Purpose of review: The atheroprotective properties of HDL are supported by epidemiological and preclinical research. However, the results of interventional trials paradoxically indicate that drugs increasing HDL-cholesterol (HDL-C) do not reduce coronary artery disease (CAD) risk. Moreover, Mendelian randomization studies have shown no effect of HDL-C-modifying variants on CAD outcome. Thus, the protective effects of HDL particles are more governed by their functional status than their cholesterol content. In this context, any successful clinical exploitation of HDL will depend on the identification of HDL-related biomarkers, better than HDL-C level, for assessing cardiovascular risk and monitoring responses to treatment.

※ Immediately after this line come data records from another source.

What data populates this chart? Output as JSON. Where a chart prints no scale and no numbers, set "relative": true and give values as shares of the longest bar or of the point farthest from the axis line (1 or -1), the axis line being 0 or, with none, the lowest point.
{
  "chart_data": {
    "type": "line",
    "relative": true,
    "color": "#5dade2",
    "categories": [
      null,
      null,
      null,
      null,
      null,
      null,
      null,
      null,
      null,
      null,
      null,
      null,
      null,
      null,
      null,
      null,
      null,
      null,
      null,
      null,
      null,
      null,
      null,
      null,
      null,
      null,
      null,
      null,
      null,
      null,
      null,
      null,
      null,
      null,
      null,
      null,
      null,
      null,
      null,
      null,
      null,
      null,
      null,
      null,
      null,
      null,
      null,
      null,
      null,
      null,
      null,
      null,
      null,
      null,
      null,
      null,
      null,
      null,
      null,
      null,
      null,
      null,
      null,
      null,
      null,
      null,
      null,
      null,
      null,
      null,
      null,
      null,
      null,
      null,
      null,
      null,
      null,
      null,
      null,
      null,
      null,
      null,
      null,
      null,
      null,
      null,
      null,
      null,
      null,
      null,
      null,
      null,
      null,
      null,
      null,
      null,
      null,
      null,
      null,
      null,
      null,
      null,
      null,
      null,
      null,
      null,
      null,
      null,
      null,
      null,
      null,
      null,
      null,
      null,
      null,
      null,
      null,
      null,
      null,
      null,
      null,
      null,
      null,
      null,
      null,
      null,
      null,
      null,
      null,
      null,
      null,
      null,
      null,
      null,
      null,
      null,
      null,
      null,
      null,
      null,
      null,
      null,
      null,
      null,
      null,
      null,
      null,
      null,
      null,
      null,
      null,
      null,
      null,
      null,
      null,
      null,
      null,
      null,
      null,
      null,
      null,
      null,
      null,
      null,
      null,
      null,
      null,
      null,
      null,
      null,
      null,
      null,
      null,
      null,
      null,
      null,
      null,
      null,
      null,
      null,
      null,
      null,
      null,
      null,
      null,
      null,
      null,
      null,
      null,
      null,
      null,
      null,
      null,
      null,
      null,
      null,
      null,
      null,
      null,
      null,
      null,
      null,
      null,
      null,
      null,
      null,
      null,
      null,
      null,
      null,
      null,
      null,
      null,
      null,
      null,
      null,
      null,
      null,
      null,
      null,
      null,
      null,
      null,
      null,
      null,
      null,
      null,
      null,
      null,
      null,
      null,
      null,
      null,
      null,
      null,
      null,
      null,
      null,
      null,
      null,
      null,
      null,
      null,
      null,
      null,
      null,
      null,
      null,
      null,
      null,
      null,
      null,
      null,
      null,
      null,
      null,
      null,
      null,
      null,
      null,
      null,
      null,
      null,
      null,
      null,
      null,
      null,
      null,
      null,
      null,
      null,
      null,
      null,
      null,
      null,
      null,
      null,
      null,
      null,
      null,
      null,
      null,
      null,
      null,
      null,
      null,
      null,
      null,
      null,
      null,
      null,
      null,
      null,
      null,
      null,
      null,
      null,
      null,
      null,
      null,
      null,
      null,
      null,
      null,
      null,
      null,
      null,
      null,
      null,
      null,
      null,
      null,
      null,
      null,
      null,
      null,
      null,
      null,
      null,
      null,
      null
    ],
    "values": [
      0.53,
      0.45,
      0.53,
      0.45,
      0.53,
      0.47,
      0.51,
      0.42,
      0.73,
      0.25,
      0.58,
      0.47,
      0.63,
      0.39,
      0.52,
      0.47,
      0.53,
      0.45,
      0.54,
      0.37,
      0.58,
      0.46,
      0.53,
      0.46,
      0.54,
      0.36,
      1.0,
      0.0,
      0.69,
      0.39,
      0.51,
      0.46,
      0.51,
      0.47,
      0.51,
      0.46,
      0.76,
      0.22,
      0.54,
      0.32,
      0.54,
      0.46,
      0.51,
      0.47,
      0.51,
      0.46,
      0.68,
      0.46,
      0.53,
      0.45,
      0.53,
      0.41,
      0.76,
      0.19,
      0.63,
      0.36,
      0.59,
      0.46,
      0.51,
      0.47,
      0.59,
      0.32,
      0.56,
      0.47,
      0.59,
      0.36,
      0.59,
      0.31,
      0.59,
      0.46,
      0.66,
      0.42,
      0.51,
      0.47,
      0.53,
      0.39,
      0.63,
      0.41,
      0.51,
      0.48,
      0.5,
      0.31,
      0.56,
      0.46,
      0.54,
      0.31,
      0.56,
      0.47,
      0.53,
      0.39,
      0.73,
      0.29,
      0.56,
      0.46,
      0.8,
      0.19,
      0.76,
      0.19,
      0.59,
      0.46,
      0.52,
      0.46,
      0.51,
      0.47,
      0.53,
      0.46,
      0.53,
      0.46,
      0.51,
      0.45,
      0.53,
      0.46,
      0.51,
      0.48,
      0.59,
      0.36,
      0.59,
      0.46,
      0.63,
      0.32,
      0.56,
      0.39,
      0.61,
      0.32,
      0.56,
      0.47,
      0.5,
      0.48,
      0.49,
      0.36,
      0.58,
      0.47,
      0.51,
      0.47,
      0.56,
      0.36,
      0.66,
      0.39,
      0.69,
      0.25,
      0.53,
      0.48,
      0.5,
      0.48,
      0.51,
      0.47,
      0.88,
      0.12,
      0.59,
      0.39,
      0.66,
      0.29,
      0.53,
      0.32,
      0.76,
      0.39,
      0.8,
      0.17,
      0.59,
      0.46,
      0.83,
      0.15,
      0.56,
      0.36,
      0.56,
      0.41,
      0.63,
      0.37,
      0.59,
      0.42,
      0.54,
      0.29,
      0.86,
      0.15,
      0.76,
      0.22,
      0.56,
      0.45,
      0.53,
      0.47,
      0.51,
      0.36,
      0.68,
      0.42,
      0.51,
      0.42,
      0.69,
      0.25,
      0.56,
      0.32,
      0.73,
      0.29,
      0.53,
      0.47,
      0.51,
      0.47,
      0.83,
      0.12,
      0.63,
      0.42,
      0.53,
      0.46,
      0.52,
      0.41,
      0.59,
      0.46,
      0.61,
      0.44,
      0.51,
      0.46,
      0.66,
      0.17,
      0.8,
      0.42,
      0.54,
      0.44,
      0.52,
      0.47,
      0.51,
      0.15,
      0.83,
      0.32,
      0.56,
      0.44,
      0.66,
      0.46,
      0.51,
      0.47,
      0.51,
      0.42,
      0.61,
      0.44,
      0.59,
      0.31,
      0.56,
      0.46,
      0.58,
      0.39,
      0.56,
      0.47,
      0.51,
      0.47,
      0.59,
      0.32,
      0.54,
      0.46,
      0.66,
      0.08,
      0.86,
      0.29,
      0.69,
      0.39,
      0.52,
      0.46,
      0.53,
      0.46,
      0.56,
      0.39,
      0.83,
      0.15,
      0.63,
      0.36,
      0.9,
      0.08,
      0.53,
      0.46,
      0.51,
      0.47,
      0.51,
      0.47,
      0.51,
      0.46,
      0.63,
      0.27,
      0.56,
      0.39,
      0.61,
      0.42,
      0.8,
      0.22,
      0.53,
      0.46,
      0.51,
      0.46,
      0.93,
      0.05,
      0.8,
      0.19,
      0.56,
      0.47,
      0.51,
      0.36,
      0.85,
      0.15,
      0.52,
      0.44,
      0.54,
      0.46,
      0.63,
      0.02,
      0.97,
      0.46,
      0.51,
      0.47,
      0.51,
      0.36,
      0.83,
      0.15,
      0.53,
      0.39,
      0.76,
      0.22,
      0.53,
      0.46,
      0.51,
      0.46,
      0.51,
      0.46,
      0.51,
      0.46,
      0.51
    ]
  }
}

Recent findings: Recent studies have enlightened the role of ecto-F1-ATPase as a cell surface receptor for apoA-I, the major apolipoprotein of HDL, involved in the important metabolic and vascular atheroprotective functions of HDL. In the light of these findings, the clinical relevance of ecto-F1-ATPase in humans has recently been supported by the identification of serum F1-ATPase inhibitor (IF1) as an independent determinant of HDL-C, CAD risk and cardiovascular mortality in CAD patients.
Summary: Serum IF1 measurement might be used as a novel HDL-related biomarker to better stratify risk in high-risk populations or to determine pharmacotherapy.